The incubator-sized Chow Morso, which opened inside LoHi’s Avanti Food & Beverage eighteen months ago, is growing up. Coming this summer, the stall will become a full brick-and-mortar restaurant inside the former Squeaky Bean space at the corner of 15th and Wynkoop streets. The team behind Barolo Grill, the beloved 26-year-old fine-dining Italian restaurant on Sixth Avenue, tested a new audience with Chow Morso, and they’re now ready to give it a stronger identity as Chow Morso Osteria.

“I always thought that at some point I would open something more casual,” says owner Ryan Fletter. “What we did at Avanti was the polar opposite of Barolo, as far as style goes. This next evolution is somewhere in the middle of the two, an approachable place for a broader audience that wants a once-a-week, sit-down dinner that still comes with Italian wines and dishes made with high-quality ingredients.”

Chef Darrel Truett, Barolo’s culinary director, will expand the original Chow Morso menu at the new osteria to include many of the items the team could not execute at Avanti due to space limitations: risotto, cacio e pepe, and spaghetti alla puttanesca, among others. During lunch, Chow Morso Osteria will focus on piadinas, or Italian flatbread sandwiches.

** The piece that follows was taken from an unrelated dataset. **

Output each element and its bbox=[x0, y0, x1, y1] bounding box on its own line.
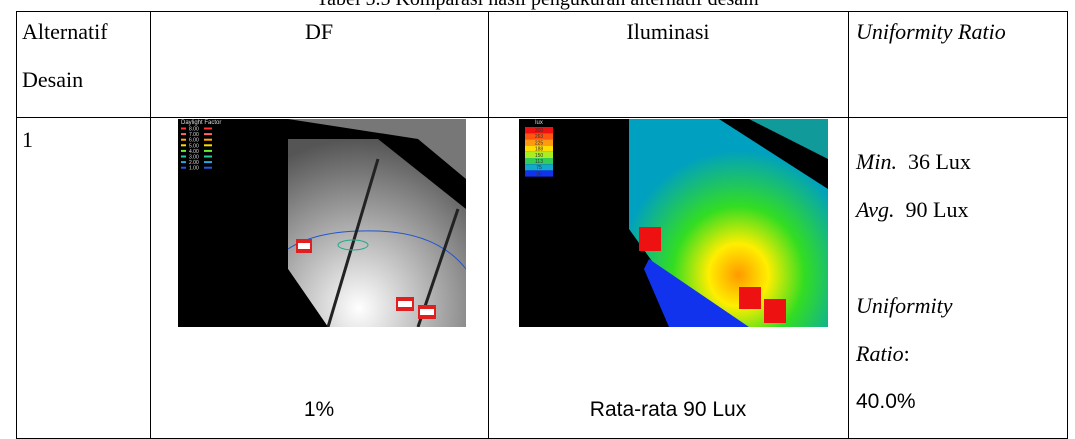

An Italian spritz bar and an approachable wine list will complement the food. Fletter, a sommelier, is planning to forgo the pricier Barolos and Brunellos he offers at his white-tablecloth restaurant for a more affordable list of Barberas and Rosso di Montalcinos. “We want to show our guests the range that Italian wines have and how easy it is to trade a California Cabernet for a rich red wine from Tuscany,” Fletter says. The Italian-heavy wine list will, however, make an exception for Champagne.

The Squeaky Bean space will get a cosmetic makeover as it transforms into the osteria: The floors and darker surfaces will be lightened, white Calacatta tile will be added behind the bar, and new chairs and barstools will replace the old ones. “We want our dining room to have a soft, contemporary look without disturbing the industrial character of the Saddlery building,” Fletter says, adding that there is one change he is most excited for: “We are building a glass-enclosed pasta station in front of the open kitchen. Guests will be able to see pastas being rolled there, and gnocchi and agnolotti being cut.”

When he first launched Chow Morso, Fletter had hopes that the Avanti incubator could be the first of many locations, similar to an Italian version of Chipotle. He’s still not ruling out that scenario: “I look at the Osteria as our home base, the mothership that will ground us and give us the opportunity to regroup. Down the road, we may decide that we want to pepper several locations of our street-food concept around,” he says.

Chow Morso Osteria is scheduled to open in July, with lunch on weekdays and dinner every night of the week.